2-1/2 lb. beef brisket
2 tbsp. cooking fat
2 sm. onions *
1 cup brown sugar, packed
1/4 tsp. salt
1/4 tsp. pepper
1 qt. boiling water
1 can (28 oz.) yams, drained
6 carrots, pared and slivered
2 md. tart apples, sliced
3 lg. white potatoes **
1/2 cup sugar
1/4 cup catsup
1 tbsp. cornstarch
1/2 tbsp. dry Mustard
1 can (11 oz.) Mandarin orange segments, drained, liquid reserved


Trim excess fat from beef brisket and brown on both sides in fat in Dutch oven. Pour off drippings. Add onions, 1/4 cup brown sugar, salt and pepper. Stir in boiling water. Cover and bake at 350°F for 2 hours.

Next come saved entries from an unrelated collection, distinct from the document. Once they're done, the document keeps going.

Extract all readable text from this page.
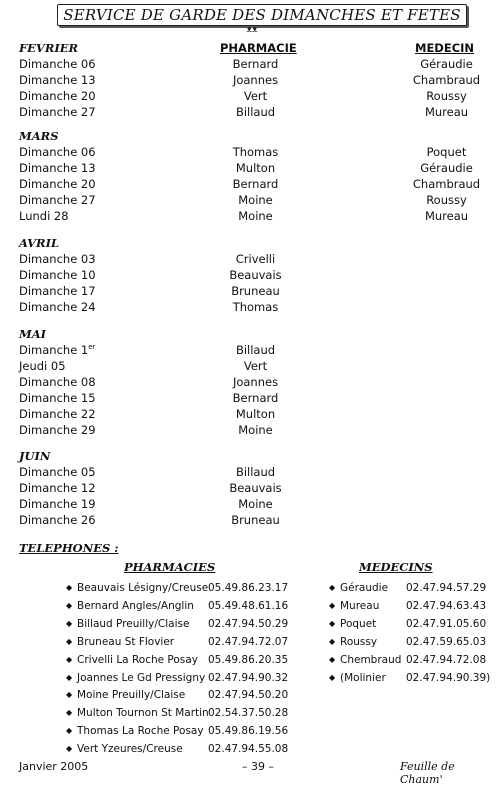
SERVICE DE GARDE DES DIMANCHES ET FETES
ᴥᴥ
PHARMACIE	MEDECIN
FEVRIER
Dimanche 06	Bernard	Géraudie
Dimanche 13	Joannes	Chambraud
Dimanche 20	Vert	Roussy
Dimanche 27	Billaud	Mureau
MARS
Dimanche 06	Thomas	Poquet
Dimanche 13	Multon	Géraudie
Dimanche 20	Bernard	Chambraud
Dimanche 27	Moine	Roussy
Lundi 28	Moine	Mureau
AVRIL
Dimanche 03	Crivelli
Dimanche 10	Beauvais
Dimanche 17	Bruneau
Dimanche 24	Thomas
MAI
Dimanche 1er	Billaud
Jeudi 05	Vert
Dimanche 08	Joannes
Dimanche 15	Bernard
Dimanche 22	Multon
Dimanche 29	Moine
JUIN
Dimanche 05	Billaud
Dimanche 12	Beauvais
Dimanche 19	Moine
Dimanche 26	Bruneau
TELEPHONES :
PHARMACIES	MEDECINS
◆ Beauvais Lésigny/Creuse 05.49.86.23.17
◆ Bernard Angles/Anglin 05.49.48.61.16
◆ Billaud Preuilly/Claise 02.47.94.50.29
◆ Bruneau St Flovier	02.47.94.72.07
◆ Crivelli La Roche Posay 05.49.86.20.35
◆ Joannes Le Gd Pressigny 02.47.94.90.32
◆ Moine Preuilly/Claise 02.47.94.50.20
◆ Multon Tournon St Martin 02.54.37.50.28
◆ Thomas La Roche Posay 05.49.86.19.56
◆ Vert Yzeures/Creuse 02.47.94.55.08
◆ Géraudie 02.47.94.57.29
◆ Mureau	02.47.94.63.43
◆ Poquet	02.47.91.05.60
◆ Roussy	02.47.59.65.03
◆ Chembraud 02.47.94.72.08
◆ (Molinier 02.47.94.90.39)
Janvier 2005	– 39 –	Feuille de Chaum'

Add yams, carrots, apples, white potatoes and 1/4 cup brown sugar; continue cooking, covered, 30 minutes. Remove cloves from onions. Combine sugar, 1/2 cup brown sugar, catsup, cornstarch and mustard in small saucepan. Stir Mandarin orange liquid into sugar mixture and cook over medium heat until sauce boils. Add madarin oranges. Spoon about half of the sauce over meat. Continue cooking, uncovered, about 30 minutes or until meat is very tender, basting with sauce occasionally.

Carve meat diagonally across the grain and place on platter with vegetables. Spoon remaining hot sauce over meat and vegetables. Garnish with parsley flakes or fresh parsley.

* Onions should be whole and studded with a few cloves.
** Pare and halve the white potatoes.